From fiction to reality: welcome to the industrial metaverse

Francesca Del Bello

The virtual universe might become a crucial asset for the manufacturing sector, where with digital twin and IoT production processes are optimized
Towards the Metaverse and beyond”: in order to imagine the new technological horizon linked to the virtual environment, we might borrow the world-famous motto by the Pixar hero – though rephrasing it. From the cyberpunk imagery to the (augmented) reality: the term “metaverse” was first used by Neal Stephenson in his 1992 novel Snow Crash, even though the idea of a virtual space, parallel to the real world, is found in a large part of the sci-fi fiction (whether it’s literary or cinematic fiction) starting from the ‘80s.

From that moment on, a series of visions more or less accurate of the cybernetic space started to follow each other – one for all, the 1999 movie Matrix. Such visions soon began to intertwine with the technological evolution going on in the real world. The first experiment, and probably the most striking for the popular imagination, was Second Life, the multimedia platform launched in 2003 by Linden Lab, that allowed its users (called “residents”) to create their own avatars and, through them, to crowd a proper virtual world. The success of the platform has been slowly declining the past few years, yet it represents a good starting point to understand of the new virtual dimension.
The relentless evolution of the sector permitted to improve a series of technologies (from virtual reality to the so-called extended reality) which made possible the evolution of the virtual environment in what we might call the metaverse: “a massively scaled and interoperable network of real-time rendered 3D virtual worlds that can be experienced synchronously and persistently by an effectively unlimited number of users with an individual sense of presence, and with continuity of data, such as identity, history, entitlements, objects, communications, and payments”, as Matthew Ball describes it in his book The Metaverse. As is clear from Ball’s quote, we are dealing with an environment which is multi-layered and compound, where a number of brands have already found their place, adopting different strategies. On the one hand, the metaverse might be used as a display to maximize their visibility, therefore increase the selling through the e-commerce channels: here, the online commerce is transformed and becomes an immersive experience so much that it was rebranded as iCommerce (that is, immersive commerce), where trading with cryptocurrency protecting transaction through the blockchain technology.

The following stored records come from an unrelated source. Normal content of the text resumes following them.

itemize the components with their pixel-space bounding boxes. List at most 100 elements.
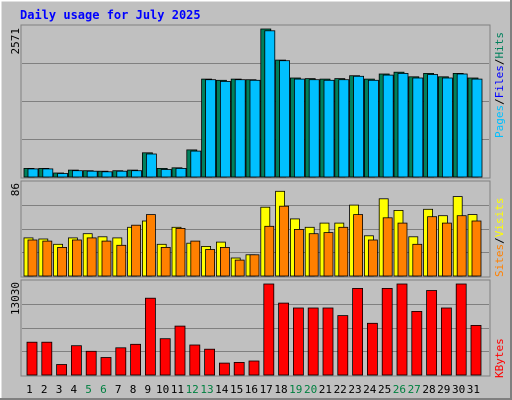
bar-pages-day-7	[116, 170, 128, 178]
bar-sites-day-23	[353, 214, 364, 277]
bar-kbytes-day-1	[26, 341, 38, 376]
bar-sites-day-17	[264, 225, 275, 277]
bar-pages-day-30	[456, 73, 468, 178]
legend-middle: Sites/Visits	[493, 198, 506, 278]
legend-separator-3: /	[493, 237, 506, 244]
x-tick-label-10: 10	[156, 383, 169, 396]
x-tick-label-22: 22	[334, 383, 347, 396]
bar-pages-day-6	[101, 171, 113, 178]
bar-pages-day-31	[471, 78, 483, 178]
bar-kbytes-day-22	[337, 315, 349, 376]
bar-kbytes-day-23	[352, 287, 364, 376]
bar-kbytes-day-24	[366, 322, 378, 376]
bar-kbytes-day-7	[115, 347, 127, 376]
bar-pages-day-12	[190, 150, 202, 178]
bar-pages-day-4	[72, 170, 83, 178]
bar-kbytes-day-17	[263, 283, 275, 376]
x-tick-label-12: 12	[186, 383, 199, 396]
middle-ymax-label: 86	[9, 183, 22, 196]
x-tick-label-25: 25	[378, 383, 391, 396]
x-tick-label-4: 4	[70, 383, 77, 396]
x-tick-label-27: 27	[408, 383, 421, 396]
bar-pages-day-1	[27, 168, 39, 178]
bar-sites-day-11	[175, 227, 186, 277]
bar-sites-day-1	[27, 239, 38, 277]
bar-pages-day-21	[323, 79, 335, 178]
bar-sites-day-3	[57, 246, 67, 277]
bar-kbytes-day-20	[307, 307, 319, 376]
x-tick-label-28: 28	[422, 383, 435, 396]
bar-pages-day-16	[249, 79, 261, 178]
x-tick-label-23: 23	[348, 383, 361, 396]
bar-pages-day-27	[412, 77, 424, 178]
bar-pages-day-3	[57, 173, 68, 178]
bar-sites-day-5	[86, 237, 97, 277]
bar-kbytes-day-11	[174, 325, 186, 376]
bar-kbytes-day-14	[218, 362, 230, 376]
x-tick-label-17: 17	[260, 383, 273, 396]
bar-sites-day-13	[205, 249, 216, 277]
legend-separator-2: /	[493, 59, 506, 66]
bar-kbytes-day-27	[411, 310, 423, 376]
x-tick-label-30: 30	[452, 383, 465, 396]
bar-kbytes-day-28	[426, 290, 438, 376]
bar-kbytes-day-2	[41, 341, 53, 376]
bar-pages-day-19	[293, 78, 305, 178]
x-tick-label-19: 19	[289, 383, 302, 396]
bar-kbytes-day-21	[322, 307, 334, 376]
bar-kbytes-day-30	[455, 283, 467, 376]
x-tick-label-7: 7	[115, 383, 122, 396]
bar-pages-day-29	[441, 77, 453, 178]
x-tick-label-31: 31	[467, 383, 480, 396]
bar-kbytes-day-18	[278, 302, 290, 376]
bar-kbytes-day-9	[144, 297, 156, 376]
bar-pages-day-17	[264, 30, 276, 178]
x-tick-label-11: 11	[171, 383, 184, 396]
bar-kbytes-day-16	[248, 360, 260, 376]
bar-sites-day-20	[308, 233, 319, 277]
bar-pages-day-8	[131, 170, 143, 178]
x-tick-label-24: 24	[363, 383, 377, 396]
x-tick-label-21: 21	[319, 383, 332, 396]
bar-kbytes-day-19	[292, 307, 304, 376]
bar-kbytes-day-5	[85, 350, 97, 376]
bar-pages-day-14	[219, 81, 231, 178]
bar-kbytes-day-12	[189, 344, 201, 376]
bar-kbytes-day-4	[71, 345, 82, 376]
bar-sites-day-7	[116, 244, 127, 277]
bar-kbytes-day-8	[130, 343, 142, 376]
x-tick-label-8: 8	[130, 383, 137, 396]
bar-sites-day-9	[145, 214, 156, 277]
x-tick-label-5: 5	[85, 383, 92, 396]
legend-pages: Pages	[493, 105, 506, 138]
bar-sites-day-30	[456, 215, 467, 277]
bar-kbytes-day-10	[159, 338, 171, 376]
bar-pages-day-24	[367, 79, 379, 178]
x-tick-label-16: 16	[245, 383, 258, 396]
x-tick-label-13: 13	[200, 383, 213, 396]
x-tick-label-18: 18	[274, 383, 287, 396]
legend-top: Pages/Files/Hits	[493, 32, 506, 138]
bar-pages-day-23	[353, 75, 365, 178]
bar-kbytes-day-25	[381, 287, 393, 376]
bar-sites-day-15	[234, 259, 245, 277]
x-tick-label-14: 14	[215, 383, 229, 396]
bar-sites-day-14	[219, 246, 230, 277]
legend-separator-1: /	[493, 98, 506, 105]
bar-kbytes-day-6	[100, 357, 112, 376]
bar-sites-day-8	[131, 224, 142, 277]
bars	[23, 28, 483, 376]
bar-sites-day-25	[382, 217, 393, 277]
bar-sites-day-29	[441, 222, 452, 277]
bar-sites-day-24	[367, 239, 378, 277]
bar-pages-day-9	[145, 153, 157, 178]
x-tick-label-29: 29	[437, 383, 450, 396]
bar-sites-day-19	[293, 228, 304, 277]
bar-sites-day-12	[190, 240, 201, 277]
bottom-ymax-label: 13030	[9, 282, 22, 315]
bar-sites-day-27	[412, 243, 423, 277]
chart-title: Daily usage for July 2025	[20, 8, 201, 22]
bar-sites-day-26	[397, 222, 408, 277]
top-ymax-label: 2571	[9, 28, 22, 55]
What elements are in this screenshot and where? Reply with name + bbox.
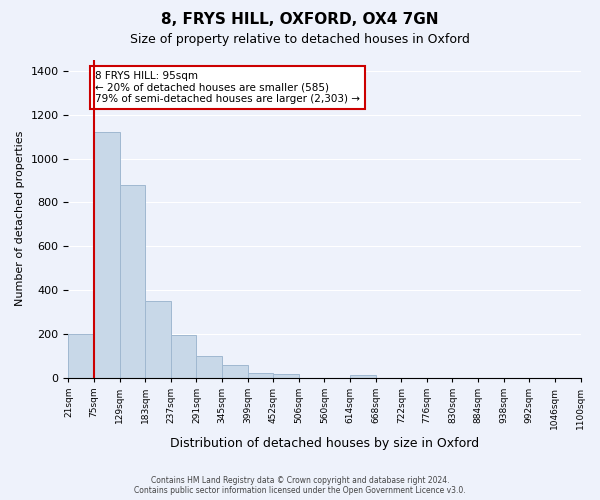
Bar <box>248 372 273 378</box>
Bar <box>273 374 299 378</box>
Bar <box>119 185 145 378</box>
Bar <box>68 334 94 378</box>
Bar <box>94 132 119 378</box>
Y-axis label: Number of detached properties: Number of detached properties <box>15 131 25 306</box>
Bar <box>171 335 196 378</box>
Bar <box>350 375 376 378</box>
X-axis label: Distribution of detached houses by size in Oxford: Distribution of detached houses by size … <box>170 437 479 450</box>
Text: Size of property relative to detached houses in Oxford: Size of property relative to detached ho… <box>130 32 470 46</box>
Bar <box>196 356 222 378</box>
Text: Contains HM Land Registry data © Crown copyright and database right 2024.
Contai: Contains HM Land Registry data © Crown c… <box>134 476 466 495</box>
Text: 8, FRYS HILL, OXFORD, OX4 7GN: 8, FRYS HILL, OXFORD, OX4 7GN <box>161 12 439 28</box>
Bar <box>145 301 171 378</box>
Text: 8 FRYS HILL: 95sqm
← 20% of detached houses are smaller (585)
79% of semi-detach: 8 FRYS HILL: 95sqm ← 20% of detached hou… <box>95 71 360 104</box>
Bar <box>222 366 248 378</box>
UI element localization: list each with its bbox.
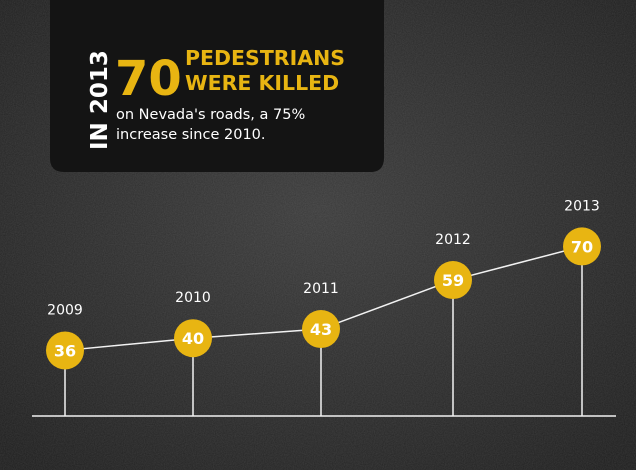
year-label-2013: 2013 [564,198,600,214]
year-label-2011: 2011 [303,281,339,297]
headline-line-2: WERE KILLED [185,71,339,95]
data-point-2011 [302,310,340,349]
year-label-2010: 2010 [175,290,211,306]
data-point-2012 [434,261,472,300]
data-label-2012: 59 [442,271,464,290]
data-label-2010: 40 [182,329,204,348]
headline-year-vertical: IN 2013 [87,50,113,150]
data-point-2009 [46,331,84,370]
data-point-2013 [563,227,601,266]
headline-big-number: 70 [115,51,182,107]
data-label-2011: 43 [310,320,332,339]
headline-panel-background [50,0,384,172]
data-label-2013: 70 [571,237,593,256]
headline-body-line-2: increase since 2010. [116,127,266,143]
year-label-2009: 2009 [47,302,83,318]
data-point-2010 [174,319,212,358]
headline-line-1: PEDESTRIANS [185,46,345,70]
line-chart: 36 2009 40 2010 43 2011 59 2012 70 2013 [32,198,616,417]
headline-panel: IN 2013 70 PEDESTRIANS WERE KILLED on Ne… [50,0,384,172]
year-label-2012: 2012 [435,232,471,248]
data-label-2009: 36 [54,341,76,360]
headline-body-line-1: on Nevada's roads, a 75% [116,107,305,123]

The next step, which already interests some automotive brands, is the application of the NFT (non-fungible token): it consists of a sort of “property and authenticity certifications” of a unique good – hence, non-fungible – enabled, again, through blockchain. Not an ordinary purchase, but a level of transaction that enables to reach, potentially, another level of interaction with the customer / user. A different application of the metaverse, less consumer-oriented and much more addressed towards production processes, is what we might call the “industrial metaverse”. Through a complex interplay among the technology of the digital twin, artificial intelligence, internet of things and machine learning it might be possible, for the factories, to monitor and optimize, in real time, a series of production and testing processes – hence improving performances with the chance to operate earlier than it would be possible in the real world. A platform capable to reproduce a digital twin of an entire production plant was designed by Nvidia and applied to a BMW plant, reproducing in digital the entire production division of the Regensburg plant. “If you can construct a virtual world that matches the real world in its complexity, in its scale and in its precision, then there are a great many things you can do with this,” commented Rev Lebaredian, vice president for Omniverse and simulation technology for Nvidia.